L’édition française du livre de Judi Rever, journaliste d’investigation canadienne, d’abord paru en 2018 sous le titre In Praise of Blood (Éd. Random House Canada), a failli ne pas sortir.

Les éditions Fayard ont refusé de publier ce brûlot, qui met directement en cause la responsabilité de Paul Kagame dans la préparation et l’exécution du génocide des Tutsis en 1994 au Rwanda. Une implication qui commence dès l’attentat du 6 avril 1994, lequel a coûté la vie à deux Présidents en exercice, Cyprien Ntaryamira –du Burundi– et Juvénal Habyarimana –du Rwanda–, lorsque leur avion a explosé à l’aéroport de Kigali. À partir de là, «la voie était ouverte pour les actes génocidaires au Rwanda qui ont fait des dizaines de millions de morts, si l’on inclut les guerres au Congo qui s’en sont suivies», explique Judi Rever dans son livre.

Mais les éditions Max Millo ont estimé que l’implication dans ce génocide du Front patriotique rwandais (FPR) –dirigé à l’époque par l’actuel Chef de l’État rwandais–, valait la peine d’être révélée à un public français souvent désinformé. Le 17 septembre est donc sorti à Paris Rwanda, l’éloge du sang, le fruit de vingt ans d’enquête ayant permis de recueillir quelque 200 témoignages inédits d’anciens déserteurs de l’armée rwandaise, de militaires tutsis et hutus, d’enfants soldats, etc.

Un livre de 475 pages reprenant l’essentiel des révélations de la version anglaise, qui avait valu à Judi Rever, avant même sa parution, l’épithète de «négationniste», ainsi que de nombreuses menaces contre sa vie et celle de sa famille, alors qu’elle travaillait dans l’ombre. «Une préface, un prologue et le chapitre sur les crimes du FPR à Bisesero [nom d’une chaîne de collines à l’ouest du Rwanda où furent massacrés plus de 60.000 réfugiés Tutsis, ndlr], ainsi que 120 pages de documents confidentiels» ont été ajoutées dans la version française, a précisé l’auteur lors de sa visite à Paris dans les studios de Sputnik.

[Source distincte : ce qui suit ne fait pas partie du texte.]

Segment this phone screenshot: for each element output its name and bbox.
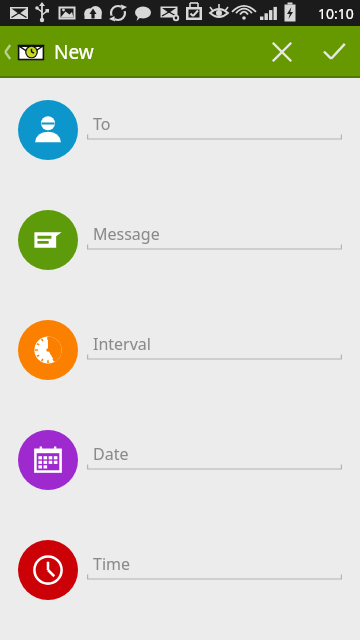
- staticText: 10:10: [318, 4, 354, 23]
- button[interactable]: Interval: [0, 320, 360, 380]
- staticText: Message: [93, 223, 160, 245]
- staticText: New: [54, 39, 94, 65]
- staticText: Interval: [93, 333, 151, 355]
- staticText: Date: [93, 443, 129, 465]
- button[interactable]: Message: [0, 210, 360, 270]
- button[interactable]: Up, New: [0, 39, 106, 65]
- button[interactable]: Time: [0, 540, 360, 600]
- staticText: Time: [93, 553, 131, 575]
- button[interactable]: Date: [0, 430, 360, 490]
- button[interactable]: To: [0, 100, 360, 160]
- button[interactable]: Save: [308, 26, 360, 78]
- staticText: To: [93, 113, 111, 135]
- button[interactable]: Discard: [256, 26, 308, 78]
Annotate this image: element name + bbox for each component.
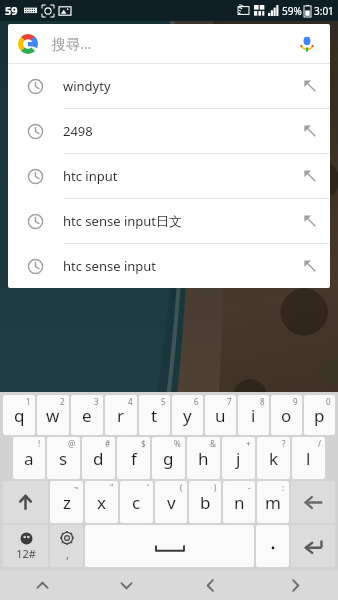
staticText: 2498 <box>63 122 93 140</box>
button[interactable]: Up <box>0 570 84 600</box>
staticText: 3:01 <box>314 4 334 18</box>
staticText: g <box>163 447 174 470</box>
button[interactable]: u <box>205 395 236 435</box>
staticText: htc sense input <box>63 257 156 275</box>
staticText: u <box>215 404 226 427</box>
button[interactable]: y <box>172 395 203 435</box>
button[interactable]: o <box>271 395 302 435</box>
button[interactable]: v <box>155 481 187 523</box>
staticText: : <box>282 482 285 493</box>
button[interactable]: windyty <box>8 64 330 108</box>
button[interactable]: e <box>71 395 103 435</box>
button[interactable]: b <box>189 481 221 523</box>
staticText: $ <box>141 438 146 449</box>
staticText: w <box>46 404 60 427</box>
staticText: # <box>105 438 111 449</box>
button[interactable]: Voice search <box>294 31 320 57</box>
staticText: & <box>210 438 216 449</box>
staticText: 4 <box>128 396 133 407</box>
staticText: 8 <box>260 396 265 407</box>
staticText: 12# <box>16 546 36 561</box>
staticText: r <box>117 404 125 427</box>
button[interactable]: z <box>50 481 83 523</box>
staticText: " <box>110 482 114 493</box>
button[interactable]: l <box>292 437 325 479</box>
staticText: ) <box>214 482 217 493</box>
button[interactable]: h <box>187 437 220 479</box>
staticText: 59% <box>282 4 302 18</box>
staticText: ( <box>180 482 183 493</box>
staticText: l <box>306 447 311 470</box>
button[interactable]: d <box>82 437 115 479</box>
button[interactable]: t <box>139 395 170 435</box>
button[interactable]: Backspace <box>291 481 335 523</box>
button[interactable]: s <box>47 437 80 479</box>
staticText: 2 <box>60 396 65 407</box>
staticText: ! <box>38 438 41 449</box>
button[interactable]: c <box>120 481 153 523</box>
button[interactable]: Shift <box>3 481 48 523</box>
button[interactable]: Enter <box>291 525 335 567</box>
staticText: 6 <box>194 396 199 407</box>
button[interactable]: 搜尋... <box>8 24 330 63</box>
button[interactable]: Down <box>84 570 168 600</box>
button[interactable]: f <box>117 437 150 479</box>
button[interactable]: n <box>223 481 255 523</box>
button[interactable]: htc sense input <box>8 244 330 288</box>
staticText: ? <box>282 438 286 449</box>
staticText: p <box>314 404 325 427</box>
button[interactable]: a <box>13 437 45 479</box>
button[interactable]: k <box>257 437 290 479</box>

«C’est Paul Kagame qui a déclenché le génocide en tuant le Président rwandais. Il a commis un génocide contre les Hutus et il a alimenté le génocide contre les Tutsis en infiltrant les commandos hutus. Comme il a soigneusement brouillé les cartes, on n’a gobé que de la propagande pendant toutes ces années!», accuse Judi Rever au micro de Sputnik.

«Je n’ai jamais nié le génocide des Tutsis en 1994 au Rwanda», martèle-t-elle. En revanche, cette journaliste d’investigation a brièvement rencontré Pierre Péan en 2016 et tient à lui rendre aujourd’hui hommage. Le journaliste a en effet été l’un des premiers en France à avoir expliqué la «bonne image» de Paul Kagame par la doxa imposée par Kigali sur le génocide rwandais, et avoir été pour cela, lui aussi, étiqueté de «raciste» et de «négationniste».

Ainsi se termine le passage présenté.